Surrounded by grazing land the lake has suffered from a rise in salinity levels due to abnormally dry conditions. This is reflected also by a fall in lake levels. High nutrient levels and algal blooms occur in the lake from time to time. The lake is often discoloured and has seasonal changes in turbidity levels.

==History==
Before European settlement the area around Lake Burrumbeet was inhabited and frequented by the Burrumbeet balug clan of the Wada wurrung people. The area would have provided a good source of food, particularly short-finned eel. The name Burrumbeet derives from the local aboriginal word burrumbidj meaning 'muddy or dirty water'. Some artifacts and tools have been found on the northern edge of the lake in the past.

European settlement came in 1838 when Thomas Learmonth and his brother took up the Ercildoun squatting run to the north of the lake. William Bramwell Withers recounting in his "History of Ballarat" describes hot days and freezing cold nights, so much so, that the early pioneers camping place, near Burrumbeet, was named Mt Misery. In the next year, 1839, the bed of Lake Burrumbeet was quite dry, and it remained so for several succeeding summers when Mrs Andrew Scott drove across the dry lake bed in 1840. In 1944 it was reported that the lake had again completely dried up.

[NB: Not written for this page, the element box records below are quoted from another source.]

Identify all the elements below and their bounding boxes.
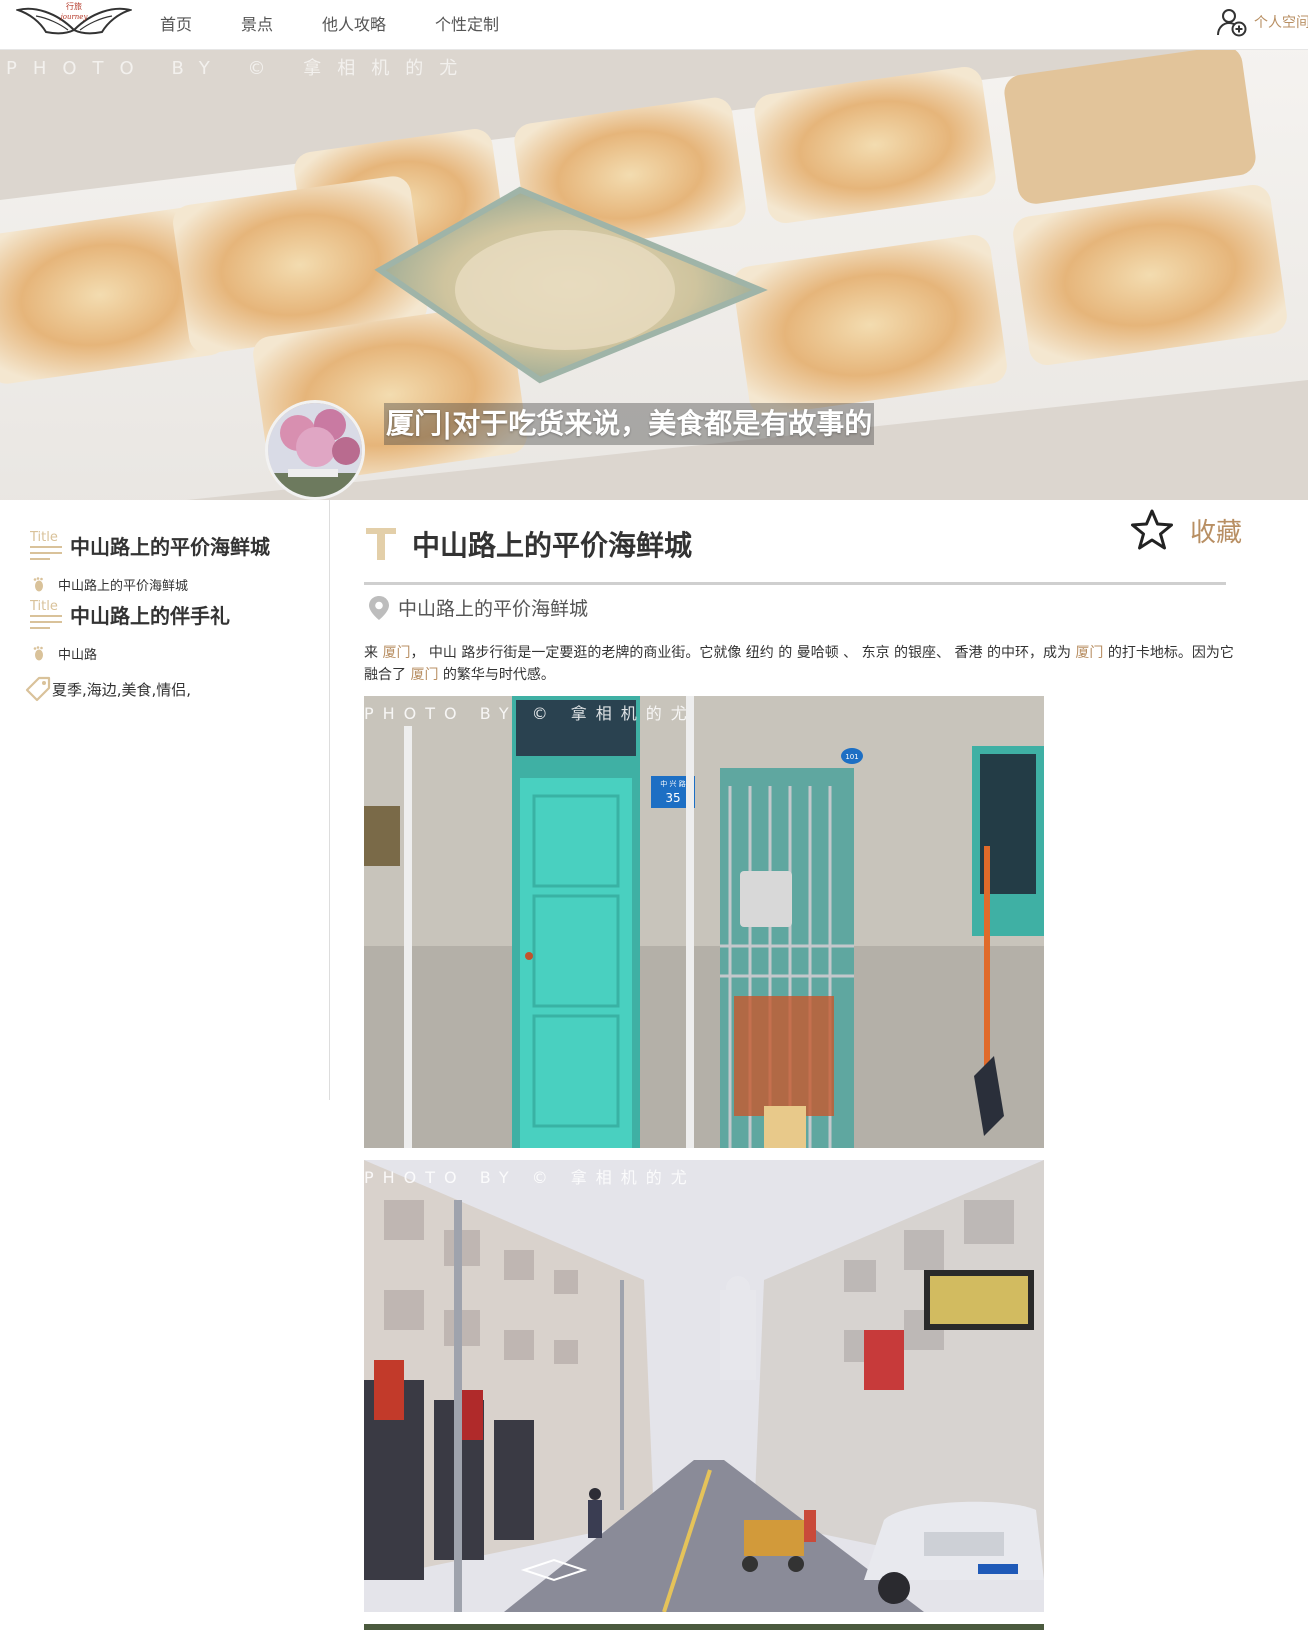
favorite-button[interactable]: 收藏 xyxy=(1128,506,1242,554)
user-space-link[interactable]: 个人空间 xyxy=(1216,6,1308,38)
article-photo-3 xyxy=(364,1624,1044,1630)
section-header: 中山路上的平价海鲜城 xyxy=(364,524,692,564)
keyword-link-xiamen[interactable]: 厦门 xyxy=(410,667,438,683)
logo-text-cn: 行旅 xyxy=(66,2,82,11)
title-icon: Title xyxy=(30,599,62,629)
tag-list: 夏季,海边,美食,情侣, xyxy=(52,680,192,699)
hero-watermark: PHOTO BY © 拿相机的尤 xyxy=(6,58,474,79)
toc-subitem-2[interactable]: 中山路 xyxy=(30,644,97,663)
sidebar-toc: Title 中山路上的平价海鲜城 中山路上的平价海鲜城 Title 中山路上的伴… xyxy=(0,500,330,1100)
star-icon xyxy=(1131,509,1173,550)
para-text-4: 的繁华与时代感。 xyxy=(438,667,555,683)
toc-subitem-label: 中山路 xyxy=(58,648,98,663)
photo-watermark: PHOTO BY © 拿相机的尤 xyxy=(364,1168,696,1187)
tag-row: 夏季,海边,美食,情侣, xyxy=(24,675,191,703)
location-text: 中山路上的平价海鲜城 xyxy=(398,598,589,620)
photo-watermark: PHOTO BY © 拿相机的尤 xyxy=(364,704,696,723)
footprint-icon xyxy=(33,576,43,591)
door-plate-number: 101 xyxy=(845,753,858,761)
nav-home[interactable]: 首页 xyxy=(160,14,192,36)
title-icon-text: Title xyxy=(30,599,58,614)
nav-custom[interactable]: 个性定制 xyxy=(435,14,499,36)
para-text-1: 来 xyxy=(364,645,383,661)
user-space-label: 个人空间 xyxy=(1254,15,1308,31)
street-image xyxy=(364,1160,1044,1612)
toc-item-2[interactable]: Title 中山路上的伴手礼 xyxy=(30,597,230,631)
doors-image: 中 兴 路 35 101 xyxy=(364,696,1044,1148)
favorite-label: 收藏 xyxy=(1190,517,1243,548)
toc-item-title: 中山路上的平价海鲜城 xyxy=(70,534,270,559)
tag-icon xyxy=(25,676,51,702)
article-hero-title: 厦门|对于吃货来说，美食都是有故事的 xyxy=(384,403,875,445)
logo-text-en: journey xyxy=(60,13,88,21)
text-t-icon xyxy=(366,528,396,560)
article-photo-doors: PHOTO BY © 拿相机的尤 中 兴 路 35 101 xyxy=(364,696,1044,1148)
top-navigation: 行旅 journey 首页 景点 他人攻略 个性定制 个人空间 xyxy=(0,0,1308,50)
main-nav: 首页 景点 他人攻略 个性定制 xyxy=(160,14,548,36)
section-divider xyxy=(364,582,1226,585)
add-user-icon xyxy=(1217,9,1247,37)
toc-item-1[interactable]: Title 中山路上的平价海鲜城 xyxy=(30,528,270,562)
door-sign-number: 35 xyxy=(665,791,680,805)
nav-others-guides[interactable]: 他人攻略 xyxy=(322,14,386,36)
keyword-link-xiamen[interactable]: 厦门 xyxy=(1075,645,1103,661)
nav-attractions[interactable]: 景点 xyxy=(241,14,273,36)
para-text-2: ， 中山 路步行街是一定要逛的老牌的商业街。它就像 纽约 的 曼哈顿 、 东京 … xyxy=(410,645,1076,661)
location-row: 中山路上的平价海鲜城 xyxy=(368,594,588,621)
door-sign-street: 中 兴 路 xyxy=(660,779,685,788)
toc-subitem-label: 中山路上的平价海鲜城 xyxy=(58,579,189,594)
footprint-icon xyxy=(33,645,43,660)
title-icon: Title xyxy=(30,530,62,560)
site-logo[interactable]: 行旅 journey xyxy=(14,2,134,42)
map-pin-icon xyxy=(369,595,389,620)
section-title: 中山路上的平价海鲜城 xyxy=(412,529,693,562)
article-photo-street: PHOTO BY © 拿相机的尤 xyxy=(364,1160,1044,1612)
toc-subitem-1[interactable]: 中山路上的平价海鲜城 xyxy=(30,575,188,594)
toc-item-title: 中山路上的伴手礼 xyxy=(70,603,230,628)
author-avatar[interactable] xyxy=(265,400,365,500)
hero-banner: PHOTO BY © 拿相机的尤 厦门|对于吃货来说，美食都是有故事的 xyxy=(0,50,1308,500)
keyword-link-xiamen[interactable]: 厦门 xyxy=(382,645,410,661)
title-icon-text: Title xyxy=(30,530,58,545)
article-paragraph: 来 厦门， 中山 路步行街是一定要逛的老牌的商业街。它就像 纽约 的 曼哈顿 、… xyxy=(364,642,1244,686)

On 21 October 1965, a Ballarat Aero Club Cessna plunged into the lake with a pilot and three passengers on board. Two people were killed when the plane crashed 1.5 km from shore. The bodies and most of the plane's wreckage were removed from the lake in the days following the crash. With the lake recently being dry the remaining wreckage was only discovered and is believed to have since been souvenired.

==Flora and fauna==
Burrumbeet is one of the most productive redfin perch waterways in Victoria, with fish to 2.5 kg and is very popular with anglers. Short-finned eel to 1 kg, roach to 350 g, tench to 1.35 kg, goldfish, flat-headed gudgeon, Australian smelt and European carp are found here. The lake is occasionally stocked with rainbow trout when conditions are suitable and at those times, it provides a very good trout fishery. The lake is also fished commercially for short-finned eel. Birdlife such as black swan are common.

There is little vegetation remaining of value around the lake due to the intensive agricultural methods used since settlement. However, there are stands of river red gum near the mouth of Burrumbeet creek estimated to be over 500 years old. The current drought conditions has created an environment suitable for unwanted vegetation to grow on the lake bed, in particular, Agrostis Avenacea, commonly known as fairy grass or tumble weed. When dry, this type of grass produces a seed head that becomes wind blown and can become a nuisance value and a fire hazard due to it gathering in wind drifts.